MANCHESTER, N.H. — Elizabeth Warren courted hundreds of New Hampshire voters Saturday, kissing babies and introducing her golden retriever, Bailey, to a crowd at a community college, while polishing her populist message of taking on Washington on behalf of the working class.
“This is our moment in history,” Warren said.
Meanwhile, a handful of Bernie Sanders’ core supporters gathered in Nashua Saturday afternoon to encourage him to seize the moment, as well — before he gets eclipsed by Warren.
“In his silence I am worried that some faux progressive will be the nominee and define our issues to the right,” said New Hampshire state Representative Mark King, a Democrat who hosted about 10 people as part of a nationwide “Organizing for Bernie” event to persuade the 77-year-old senator from Vermont to run.
Warren’s early campaign launch has given her a few precious days alone in the spotlight to sell a populist economic message to primary voters, particularly progressives who had supported Sanders in 2016. And nowhere is that edge more important than in New Hampshire, where expectations for Warren are sky high, and competition from her ideological fellow traveler and New England neighbor will be particularly fierce should Sanders decide to run.

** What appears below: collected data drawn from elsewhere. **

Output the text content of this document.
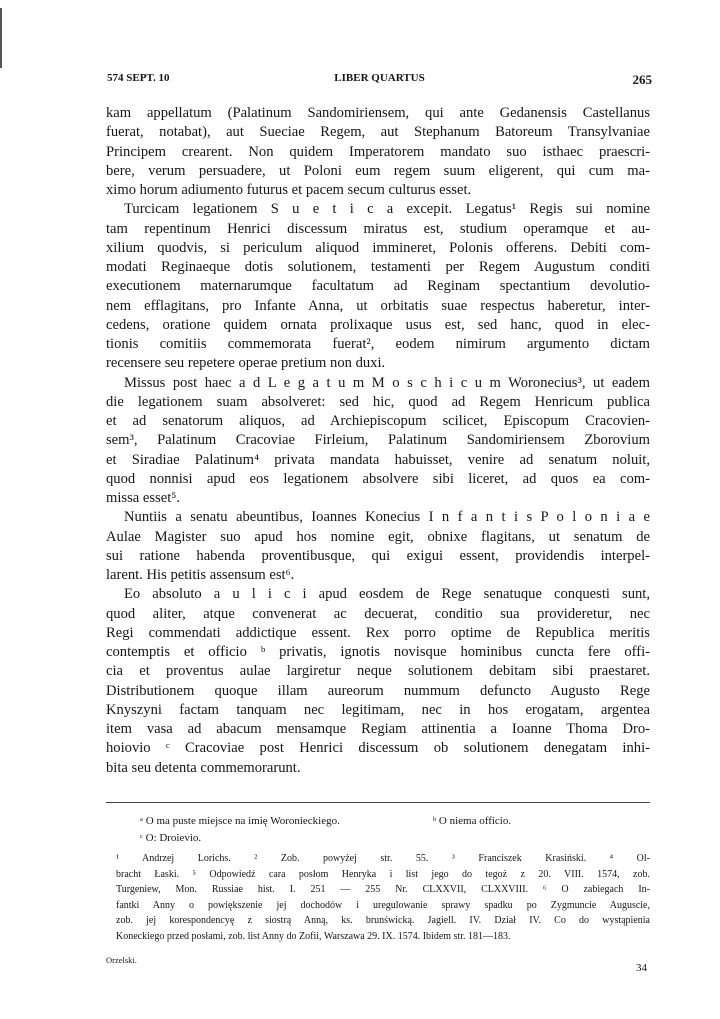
574 SEPT. 10	LIBER QUARTUS	265
kam appellatum (Palatinum Sandomiriensem, qui ante Gedanensis Castellanus
fuerat, notabat), aut Sueciae Regem, aut Stephanum Batoreum Transylvaniae
Principem crearent. Non quidem Imperatorem mandato suo isthaec praescri-
bere, verum persuadere, ut Poloni eum regem suum eligerent, qui cum ma-
ximo horum adiumento futurus et pacem secum culturus esset.
Turcicam legationem S u e t i c a excepit. Legatus¹ Regis sui nomine
tam repentinum Henrici discessum miratus est, studium operamque et au-
xilium quodvis, si periculum aliquod immineret, Polonis offerens. Debiti com-
modati Reginaeque dotis solutionem, testamenti per Regem Augustum conditi
executionem maternarumque facultatum ad Reginam spectantium devolutio-
nem efflagitans, pro Infante Anna, ut orbitatis suae respectus haberetur, inter-
cedens, oratione quidem ornata prolixaque usus est, sed hanc, quod in elec-
tionis comitiis commemorata fuerat², eodem nimirum argumento dictam
recensere seu repetere operae pretium non duxi.
Missus post haec a d L e g a t u m M o s c h i c u m Woronecius³, ut eadem
die legationem suam absolveret: sed hic, quod ad Regem Henricum publica
et ad senatorum aliquos, ad Archiepiscopum scilicet, Episcopum Cracovien-
sem³, Palatinum Cracoviae Firleium, Palatinum Sandomiriensem Zborovium
et Siradiae Palatinum⁴ privata mandata habuisset, venire ad senatum noluit,
quod nonnisi apud eos legationem absolvere sibi liceret, ad quos ea com-
missa esset⁵.
Nuntiis a senatu abeuntibus, Ioannes Konecius I n f a n t i s P o l o n i a e
Aulae Magister suo apud hos nomine egit, obnixe flagitans, ut senatum de
sui ratione habenda proventibusque, qui exigui essent, providendis interpel-
larent. His petitis assensum est⁶.
Eo absoluto a u l i c i apud eosdem de Rege senatuque conquesti sunt,
quod aliter, atque convenerat ac decuerat, conditio sua provideretur, nec
Regi commendati addictique essent. Rex porro optime de Republica meritis
contemptis et officio ᵇ privatis, ignotis novisque hominibus cuncta fere offi-
cia et proventus aulae largiretur neque solutionem debitam sibi praestaret.
Distributionem quoque illam aureorum nummum defuncto Augusto Rege
Knyszyni factam tanquam nec legitimam, nec in hos erogatam, argentea
item vasa ad abacum mensamque Regiam attinentia a Ioanne Thoma Dro-
hoiovio ᶜ Cracoviae post Henrici discessum ob solutionem denegatam inhi-
bita seu detenta commemorarunt.
ᵃ O ma puste miejsce na imię Woronieckiego.	ᵇ O niema officio.
ᶜ O: Droievio.
¹ Andrzej Lorichs. ² Zob. powyżej str. 55. ³ Franciszek Krasiński. ⁴ Ol-
bracht Łaski. ⁵ Odpowiedź cara posłom Henryka i list jego do tegoż z 20. VIII. 1574, zob.
Turgeniew, Mon. Russiae hist. I. 251 — 255 Nr. CLXXVII, CLXXVIII. ⁶ O zabiegach In-
fantki Anny o powiększenie jej dochodów i uregulowanie sprawy spadku po Zygmuncie Auguscie,
zob. jej korespondencyę z siostrą Anną, ks. brunświcką. Jagiell. IV. Dział IV. Co do wystąpienia
Koneckiego przed posłami, zob. list Anny do Zofii, Warszawa 29. IX. 1574. Ibidem str. 181—183.
Orzelski.
34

“I’m here because I have to decide between the two of them,” said Jessi Hull, a 2016 Sanders supporter from New Boston who wore a “She Persisted” T-shirt to a Warren event. “She’s certainly a strong candidate in my heart right now.”
Asked how she would distinguish herself from Sanders in the state, Warren said she was not a “professional politician,” and had campaigned to change government for the benefit of working families long before being elected senator in Massachusetts in 2012.
“You know, this is my life’s work,” Warren said. “And I just didn’t see any point in waiting. We need to be in this fight and we need to be committed to this fight.”
Sanders has a significant edge in New Hampshire: He won the 2016 primary here with 60 percent of the vote against Hillary Clinton, continues to top the likely Democratic field in polls, and retains a loyal network of local organizers. But Warren, whose message of a middle class under attack by greedy corporate interests significantly overlaps with Sanders’, also has an advantage, for now, at least: She’s actually running.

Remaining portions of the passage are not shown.